The first project for the Udacity Self-Driving Car Nanodegree was to create a software pipeline capable of detecting the lane lines in video feed. The project was done using python with the bulk of work being performed using the OpenCV library. The video to the side shows the software pipeline I developed in action using video footage I took myself.
Jessica’s post discusses the need to normalize image data before feeding it into a neural network, including a bonus explainer on the differences between normalization and standardization.
The same range of values for each of the inputs to the neural network can guarantee stable convergence of weights and biases. (Source: Mahmoud Omid on ResearchGate)
Suppose we have one image that’s really dark (almost all black) and one that’s really bright (almost all white). Our model has to address both cases using the same parameters (weights and biases). It’s hard for our model to be accurate and generalise well if it has to tackle both extreme cases.
Dylan is a student in both the Georgia Tech Online Master’s in Computer Science Program (run by Udacity) and also in CarND. He’s also turning his own Subaru into a self-driving car! (Note: We do not recommend this.)
Below I’ve put together a list of purchases needed for this project. There will definitely be more items coming soon, at least a decent power supply or UPS. Thankfully, this list covers all the big-ticket items.
Jetson TX1 Developement Kit (with .edu discount) NVIDIA $299 ZED Stereo Camera with 6-axis pose Stereolabs $449 CAN(-FD) to USB interface PEAK-System $299 Touch display, 10.1” Toguard $139 Wireless keyboard K400 Logitech $30 Total $1216
Backpropagation is a leaky abstraction; it is a credit assignment scheme with non-trivial consequences. If you try to ignore how it works under the hood because “TensorFlow automagically makes my networks learn”, you will not be ready to wrestle with the dangers it presents, and you will be much less effective at building and debugging neural networks.
I say it’s possible to use deep neural networks quite effectively without truly understanding backprop. But if your goal is to specialize in the field and apply this tool to a range of problems, then “yes you should understand backprop”.
By the way, @karpathy is a prolific Twitter feed with 37,100 followers.
Fun fact 27/120: There are nuclear submarines out there carrying 40 nuclear warheads controlled by a computer running Windows XP.
The easiest way to think of their relationship is to visualize them as concentric circles with AI — the idea that came first — the largest, then machine learning — which blossomed later, and finally deep learning — which is driving today’s AI explosion — fitting inside both.
I guess if I had to explain, I would say that:
“artificial intelligence” refers to techniques that help computers accomplish goals
“machine learning” refers to techniques that help computers accomplish goals by learning from data
“deep learning” refers to techniques that help computers accomplish goals by using deep neural networks to learn from data
But if you’re interested in these topics, then read the NVIDIA post. It’s good.

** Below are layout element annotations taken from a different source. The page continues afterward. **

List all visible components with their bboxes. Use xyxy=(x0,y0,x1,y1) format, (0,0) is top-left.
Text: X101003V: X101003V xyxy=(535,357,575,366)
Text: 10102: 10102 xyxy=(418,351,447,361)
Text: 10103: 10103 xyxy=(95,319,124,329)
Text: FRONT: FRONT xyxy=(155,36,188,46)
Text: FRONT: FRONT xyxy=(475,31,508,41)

We’ll be covering behavioral cloning, which is a technique whereby you drive the car (or the simulated car, in this case) yourself and then pass the data to a neural network. The neural network trains on your driving data and auto-magically learns how to drive the car, without any other information. You don’t have to tell it about the color of the road or which way to turn or where the horizon is. You just pass in data of your own driving and it learns.
They also released a research paper that details their efforts to build a simulator that generates future road images from an existing camera shot. Basically, what do you think the road will look like a few milliseconds from now?
Oh, and if you want a job at Comma, they recommend you do something cool with the dataset.